Trauma, Violence, & Abuse
- Discipline: Trauma, criminology, social work
- Language: English
- Edited by: Jon R. Conte

Publication details
- History: 2000-present
- Publisher: SAGE Publications
- Frequency: Quarterly
- Impact factor: 6.325 (2019)

Standard abbreviations
- ISO 4: Trauma Violence Abuse

Indexing
- ISSN: 1524-8380 (print) 1552-8324 (web)
- LCCN: 99008561
- OCLC no.: 39928233

Links
- Journal homepage; Online access; Online archive;

= Trauma, Violence, & Abuse =

Trauma, Violence, & Abuse is a peer-reviewed academic journal that covers research on trauma, abuse, and violence. The journal's editor-in-chief is Jon R. Conte (University of Washington). It was established in 2000 and is currently published by SAGE Publications.
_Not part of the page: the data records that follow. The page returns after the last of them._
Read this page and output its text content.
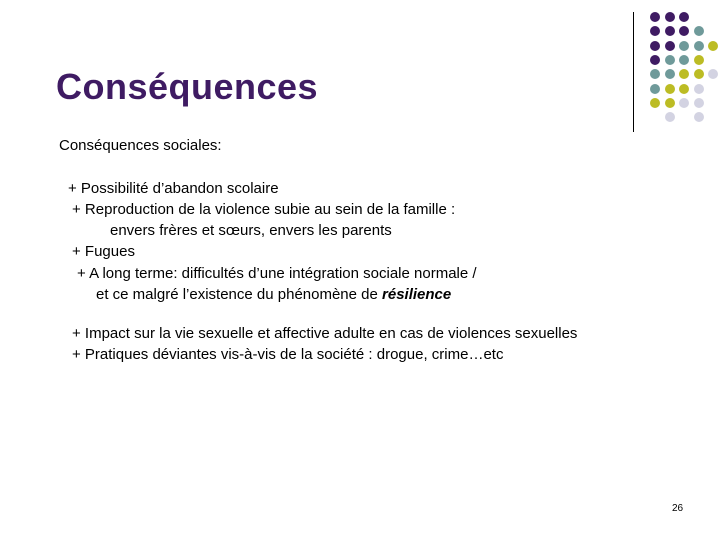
Conséquences
Conséquences sociales:
+ Possibilité d’abandon scolaire
+ Reproduction de la violence subie au sein de la famille :
envers frères et sœurs, envers les parents
+ Fugues
+ A long terme: difficultés d’une intégration sociale normale /
et ce malgré l’existence du phénomène de résilience
+ Impact sur la vie sexuelle et affective adulte en cas de violences sexuelles
+ Pratiques déviantes vis-à-vis de la société : drogue, crime…etc
26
== Abstracting and indexing ==
Trauma, Violence, & Abuse is abstracted and indexed in MEDLINE/PubMed, Scopus, and the Social Sciences Citation Index. According to the Journal Citation Reports, its 2019 impact factor is 6.325, ranking it 1st out of 44 journals in the category "Social Work", 1st out of 47 journals in the category "Family Studies", and 2nd out of 69 journals in the category "Criminology & Penology".